No momento que acontece uma chacina, a sociedade “tarja preta” respira aliviada, pois agora são 30, 50, 150 vagabundos a menos. Amanhã vou poder ir para o trabalho tranquilo, pois eles não estarão na rua para roubar o meu celular. Só um detalhe, quase sempre quem roupa celular é um consumidor de droga e não soldado do trafico. Será preciso lembrar as chacinas anteriores que não arranharam os índices de criminalidade? A próxima então, para ter impacto no imaginário popular, deverá ser de 300.
A sociedade está, por conta da produção da criminalidade para fins de construir riqueza e capital eleitoral, recebendo soda caustica como remédio e não percebe. Como o metanol na cachaça. A linguagem psiquiátrica tem um nome difícil para isso: “dissonância cognitiva”, ou simplesmente um surto mental que não permite usar a inteligência de modo tranquilo.

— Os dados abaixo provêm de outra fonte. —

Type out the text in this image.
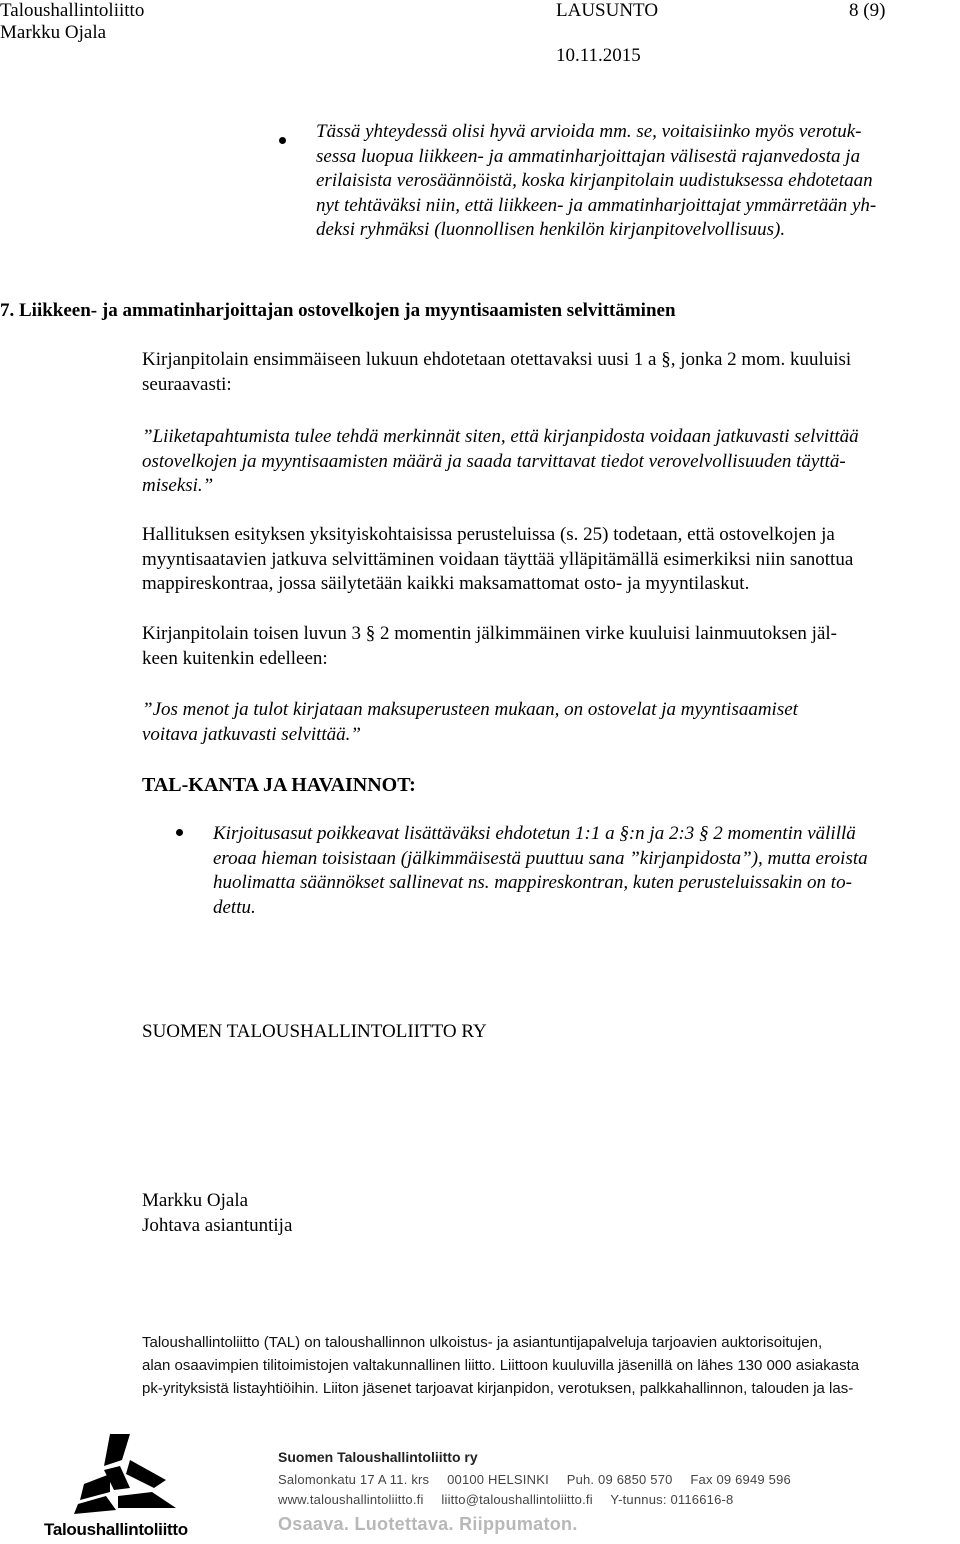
Taloushallintoliitto
Markku Ojala
LAUSUNTO
10.11.2015
8 (9)

Tässä yhteydessä olisi hyvä arvioida mm. se, voitaisiinko myös verotuk-

sessa luopua liikkeen- ja ammatinharjoittajan välisestä rajanvedosta ja

erilaisista verosäännöistä, koska kirjanpitolain uudistuksessa ehdotetaan

nyt tehtäväksi niin, että liikkeen- ja ammatinharjoittajat ymmärretään yh-

deksi ryhmäksi (luonnollisen henkilön kirjanpitovelvollisuus).

7. Liikkeen- ja ammatinharjoittajan ostovelkojen ja myyntisaamisten selvittäminen

Kirjanpitolain ensimmäiseen lukuun ehdotetaan otettavaksi uusi 1 a §, jonka 2 mom. kuuluisi

seuraavasti:

”Liiketapahtumista tulee tehdä merkinnät siten, että kirjanpidosta voidaan jatkuvasti selvittää

ostovelkojen ja myyntisaamisten määrä ja saada tarvittavat tiedot verovelvollisuuden täyttä-

miseksi.”

Hallituksen esityksen yksityiskohtaisissa perusteluissa (s. 25) todetaan, että ostovelkojen ja

myyntisaatavien jatkuva selvittäminen voidaan täyttää ylläpitämällä esimerkiksi niin sanottua

mappireskontraa, jossa säilytetään kaikki maksamattomat osto- ja myyntilaskut.

Kirjanpitolain toisen luvun 3 § 2 momentin jälkimmäinen virke kuuluisi lainmuutoksen jäl-

keen kuitenkin edelleen:

”Jos menot ja tulot kirjataan maksuperusteen mukaan, on ostovelat ja myyntisaamiset

voitava jatkuvasti selvittää.”

TAL-KANTA JA HAVAINNOT:

Kirjoitusasut poikkeavat lisättäväksi ehdotetun 1:1 a §:n ja 2:3 § 2 momentin välillä

eroaa hieman toisistaan (jälkimmäisestä puuttuu sana ”kirjanpidosta”), mutta eroista

huolimatta säännökset sallinevat ns. mappireskontran, kuten perusteluissakin on to-

dettu.

SUOMEN TALOUSHALLINTOLIITTO RY
Markku Ojala
Johtava asiantuntija

Taloushallintoliitto (TAL) on taloushallinnon ulkoistus- ja asiantuntijapalveluja tarjoavien auktorisoitujen,

alan osaavimpien tilitoimistojen valtakunnallinen liitto. Liittoon kuuluvilla jäsenillä on lähes 130 000 asiakasta

pk-yrityksistä listayhtiöihin. Liiton jäsenet tarjoavat kirjanpidon, verotuksen, palkkahallinnon, talouden ja las-

Taloushallintoliitto
Suomen Taloushallintoliitto ry
Salomonkatu 17 A 11. krs 00100 HELSINKI Puh. 09 6850 570 Fax 09 6949 596
www.taloushallintoliitto.fi liitto@taloushallintoliitto.fi Y-tunnus: 0116616-8
Osaava. Luotettava. Riippumaton.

Quantas chacinas ainda serão necessárias para revelar o que realmente está por trás delas? Por favor, por favor, não se trata de defender criminoso. A história demonstra que este tipo de ação só faz crescer o ciclo da vingança. Um antropólogo francês já falecido, René Girard, estudou este ciclo e observou que ele é alimentado por uma violência que mora dentro de nós mesmos, por isso, a sociedade escolhe um “bode expiatório” para justificar tal violência de forma oficial, pois não fica bem o cidadão comum sair por ai matando. Jesus foi um “bode expiatório”. Gaza é um “bode expiatório”. E por aí vai. Para Girard, só se produz paz quebrando este ciclo.
Assim sendo, leitor e leitora, vamos tentar não desanimar frente a tudo isso. Vamos tentar quebrar o ciclo da vingança, único caminho que produz verdadeira paz. Foi o que fez Jesus Cristo. Mas vejam, hoje boa parte do cristianismo está metido na lógica da vingança. Portanto, precisamos de todas as pessoas que acreditam no caminho da paz como de fato, Moisés, Jesus de Nazaré, Maomé, Buda, entre outros, deixaram-nos como herança. Ou vamos nos matar mutualmente, até que a última pessoa, com uma arma em punho, mate a si mesma.
Se compaixão é algo que não lhe cai bem, seja ao menos inteligente.